In 1988, the French historian Jacques Rossiaud published a book on prostitution in the Middle Ages which has now become a classic. I found the Italian translation, La prostituzione nel Medioevo, in a second-hand bookshop in Florence and never bothered to buy the English translation. This, however, is from the blurb of the English translation, which you can find online: "public prostitution may in fact have been viewed by secular and religious authorities as a means of social control and of preserving marital stability - a means by which the virtue of wives and daughters was actually protected". 

In the Middle Ages, prostitutes were charged with public duties. Among these was the duty to "take care" of foreigners, by offering an outlet for their aggressive traits as well as protecting women of good repute (Rossiaud, p. 59 of the Italian translation).

Malta is experiencing a high turnover of foreign workers, who spend only a couple of years in the country because of the 'inflated property market' (as claimed by the president of the Malta Employers Association only a couple of days ago). I might be wrong, but this influx seems to cast light on the government's intention to regulate the prostitution industry.

Last July, the Prime Minister referred to it as "a black market industry which could be enslaving women". But by regulating it, Dr Muscat's government would only be transforming it into a legitimate industry, which does not necessarily solve the "enslavement" issue.

For the purposes of my argument, however, such regulation is nothing new at all! It would simply amount to a throwback to medieval times, when there was a "social climate that encouraged even respectable men to use [the] services [of prostitutes]" (again from Rossiaud in English).

So much for "new" ideas and behaviour!

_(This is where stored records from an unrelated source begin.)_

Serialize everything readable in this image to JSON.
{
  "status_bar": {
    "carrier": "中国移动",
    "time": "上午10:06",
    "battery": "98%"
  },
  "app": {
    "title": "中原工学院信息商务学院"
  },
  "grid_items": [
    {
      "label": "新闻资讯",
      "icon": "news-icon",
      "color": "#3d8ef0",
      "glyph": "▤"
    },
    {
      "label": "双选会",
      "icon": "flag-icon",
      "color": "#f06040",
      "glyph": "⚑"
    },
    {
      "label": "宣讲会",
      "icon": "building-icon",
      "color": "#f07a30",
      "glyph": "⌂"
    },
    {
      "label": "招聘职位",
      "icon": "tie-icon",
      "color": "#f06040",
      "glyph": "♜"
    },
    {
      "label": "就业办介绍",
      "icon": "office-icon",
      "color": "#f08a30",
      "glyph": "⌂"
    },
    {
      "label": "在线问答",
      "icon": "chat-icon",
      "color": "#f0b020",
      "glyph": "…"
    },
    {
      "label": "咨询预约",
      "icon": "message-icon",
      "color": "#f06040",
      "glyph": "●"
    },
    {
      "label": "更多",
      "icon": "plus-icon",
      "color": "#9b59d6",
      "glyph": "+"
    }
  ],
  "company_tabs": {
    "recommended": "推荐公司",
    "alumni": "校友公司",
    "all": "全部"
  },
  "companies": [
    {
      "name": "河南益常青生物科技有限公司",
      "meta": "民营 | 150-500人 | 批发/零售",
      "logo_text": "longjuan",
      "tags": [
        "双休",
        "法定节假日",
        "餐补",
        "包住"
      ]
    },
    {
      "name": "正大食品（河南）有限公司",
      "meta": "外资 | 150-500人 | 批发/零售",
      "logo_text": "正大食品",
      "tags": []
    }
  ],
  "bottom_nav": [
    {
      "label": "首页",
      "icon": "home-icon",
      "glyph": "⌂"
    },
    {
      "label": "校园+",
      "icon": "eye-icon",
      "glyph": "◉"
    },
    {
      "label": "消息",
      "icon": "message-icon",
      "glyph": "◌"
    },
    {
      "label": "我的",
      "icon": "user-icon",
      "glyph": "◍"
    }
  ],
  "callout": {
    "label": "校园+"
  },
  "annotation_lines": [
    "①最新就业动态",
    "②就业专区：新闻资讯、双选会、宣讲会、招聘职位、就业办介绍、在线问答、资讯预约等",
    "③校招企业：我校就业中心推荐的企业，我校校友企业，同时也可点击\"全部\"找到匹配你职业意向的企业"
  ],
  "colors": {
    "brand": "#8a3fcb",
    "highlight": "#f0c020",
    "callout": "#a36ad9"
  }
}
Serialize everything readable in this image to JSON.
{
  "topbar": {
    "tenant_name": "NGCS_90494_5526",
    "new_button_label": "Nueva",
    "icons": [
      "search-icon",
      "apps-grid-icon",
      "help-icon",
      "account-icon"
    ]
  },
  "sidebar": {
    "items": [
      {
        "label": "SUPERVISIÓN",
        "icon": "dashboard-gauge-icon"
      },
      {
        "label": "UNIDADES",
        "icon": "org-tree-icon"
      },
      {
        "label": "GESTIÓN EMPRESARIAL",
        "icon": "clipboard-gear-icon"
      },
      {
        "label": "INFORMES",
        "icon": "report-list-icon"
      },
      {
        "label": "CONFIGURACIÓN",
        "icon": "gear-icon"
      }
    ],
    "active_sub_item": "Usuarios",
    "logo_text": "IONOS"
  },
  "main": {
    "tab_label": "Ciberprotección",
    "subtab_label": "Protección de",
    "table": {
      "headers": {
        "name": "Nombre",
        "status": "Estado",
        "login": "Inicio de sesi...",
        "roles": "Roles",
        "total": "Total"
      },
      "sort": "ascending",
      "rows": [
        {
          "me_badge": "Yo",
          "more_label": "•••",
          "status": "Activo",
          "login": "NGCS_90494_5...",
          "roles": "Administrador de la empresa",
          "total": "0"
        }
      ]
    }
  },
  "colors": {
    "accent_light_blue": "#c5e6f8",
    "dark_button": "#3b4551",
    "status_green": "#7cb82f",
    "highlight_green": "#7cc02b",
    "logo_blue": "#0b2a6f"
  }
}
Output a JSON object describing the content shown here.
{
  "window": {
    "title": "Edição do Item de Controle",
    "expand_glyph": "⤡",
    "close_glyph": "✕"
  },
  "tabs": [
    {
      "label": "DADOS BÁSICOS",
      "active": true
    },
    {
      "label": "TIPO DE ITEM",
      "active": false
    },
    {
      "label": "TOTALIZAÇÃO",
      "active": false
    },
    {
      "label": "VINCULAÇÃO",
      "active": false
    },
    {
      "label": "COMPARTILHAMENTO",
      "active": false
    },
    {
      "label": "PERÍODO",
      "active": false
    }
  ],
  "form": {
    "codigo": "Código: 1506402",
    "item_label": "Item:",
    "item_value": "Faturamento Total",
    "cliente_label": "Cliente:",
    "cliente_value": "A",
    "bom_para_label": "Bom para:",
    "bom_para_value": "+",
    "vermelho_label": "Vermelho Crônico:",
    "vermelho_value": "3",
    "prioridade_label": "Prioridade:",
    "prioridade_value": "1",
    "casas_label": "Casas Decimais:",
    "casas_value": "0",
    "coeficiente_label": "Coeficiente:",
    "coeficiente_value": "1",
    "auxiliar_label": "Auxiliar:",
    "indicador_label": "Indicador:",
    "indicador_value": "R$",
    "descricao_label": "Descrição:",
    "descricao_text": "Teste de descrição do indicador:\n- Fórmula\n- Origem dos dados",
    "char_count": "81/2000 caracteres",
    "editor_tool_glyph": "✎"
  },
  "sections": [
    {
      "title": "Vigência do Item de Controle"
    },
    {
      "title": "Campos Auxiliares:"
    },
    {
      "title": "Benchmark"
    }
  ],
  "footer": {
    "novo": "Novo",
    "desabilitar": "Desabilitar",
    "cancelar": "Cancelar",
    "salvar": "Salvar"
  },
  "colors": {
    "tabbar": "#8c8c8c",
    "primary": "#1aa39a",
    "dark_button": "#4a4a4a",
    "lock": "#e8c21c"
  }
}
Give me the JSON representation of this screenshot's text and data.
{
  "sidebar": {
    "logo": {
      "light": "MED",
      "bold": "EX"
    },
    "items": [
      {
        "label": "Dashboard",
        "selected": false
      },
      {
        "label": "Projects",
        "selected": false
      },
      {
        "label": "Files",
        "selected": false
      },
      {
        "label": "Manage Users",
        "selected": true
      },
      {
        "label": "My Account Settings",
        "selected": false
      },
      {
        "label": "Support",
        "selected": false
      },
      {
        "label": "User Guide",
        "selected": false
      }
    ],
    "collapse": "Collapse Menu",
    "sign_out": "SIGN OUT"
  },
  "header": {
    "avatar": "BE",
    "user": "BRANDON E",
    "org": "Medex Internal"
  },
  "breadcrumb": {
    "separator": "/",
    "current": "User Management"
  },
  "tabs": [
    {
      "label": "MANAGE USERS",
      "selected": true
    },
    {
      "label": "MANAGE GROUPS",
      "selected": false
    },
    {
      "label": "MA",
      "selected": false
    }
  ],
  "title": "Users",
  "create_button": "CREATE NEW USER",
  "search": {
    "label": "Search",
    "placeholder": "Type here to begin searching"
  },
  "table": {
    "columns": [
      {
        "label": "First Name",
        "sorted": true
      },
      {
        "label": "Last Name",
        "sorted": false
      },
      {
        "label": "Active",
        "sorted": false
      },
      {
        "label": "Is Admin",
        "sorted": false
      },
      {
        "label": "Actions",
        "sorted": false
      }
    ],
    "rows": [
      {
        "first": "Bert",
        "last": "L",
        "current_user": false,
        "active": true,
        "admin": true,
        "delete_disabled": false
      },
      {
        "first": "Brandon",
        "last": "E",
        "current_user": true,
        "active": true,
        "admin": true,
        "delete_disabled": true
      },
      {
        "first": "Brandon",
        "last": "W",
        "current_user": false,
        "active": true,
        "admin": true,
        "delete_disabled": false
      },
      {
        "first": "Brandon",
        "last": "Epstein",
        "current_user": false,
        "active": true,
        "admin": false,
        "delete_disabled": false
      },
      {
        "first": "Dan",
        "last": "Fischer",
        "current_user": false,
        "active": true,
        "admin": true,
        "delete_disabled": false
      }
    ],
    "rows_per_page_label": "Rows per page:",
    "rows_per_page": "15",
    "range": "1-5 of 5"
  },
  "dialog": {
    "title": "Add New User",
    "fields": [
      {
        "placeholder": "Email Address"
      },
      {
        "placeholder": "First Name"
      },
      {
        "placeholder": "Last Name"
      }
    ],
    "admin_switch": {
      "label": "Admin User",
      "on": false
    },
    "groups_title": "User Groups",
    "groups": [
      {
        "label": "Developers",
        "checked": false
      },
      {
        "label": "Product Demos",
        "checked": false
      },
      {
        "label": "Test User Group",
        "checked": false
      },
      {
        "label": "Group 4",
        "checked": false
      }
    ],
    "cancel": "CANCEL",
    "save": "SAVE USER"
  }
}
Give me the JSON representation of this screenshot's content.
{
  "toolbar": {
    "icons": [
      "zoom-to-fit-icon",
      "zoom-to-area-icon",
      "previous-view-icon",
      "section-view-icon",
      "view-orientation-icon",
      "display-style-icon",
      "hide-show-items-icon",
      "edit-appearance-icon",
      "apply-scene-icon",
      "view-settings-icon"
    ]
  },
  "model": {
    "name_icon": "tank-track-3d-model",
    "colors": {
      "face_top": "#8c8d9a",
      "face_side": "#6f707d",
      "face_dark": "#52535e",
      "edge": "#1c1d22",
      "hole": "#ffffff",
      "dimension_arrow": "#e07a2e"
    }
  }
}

Unless, that is, we are really in the "new Middle Ages", as John Rapley pithily put it in his famous Foreign Affairs article of 2006. In that sense, it would be a case of a novelty and a throwback at the same time. And this can only be achieved by removing the "last taboos", and - to put it bluntly - forgetting those who are left behind by the "new" system.

So, is "liberal" an insult? No, I would not say so. It's an ideology. But, in my opinion, it's a rotten bad one.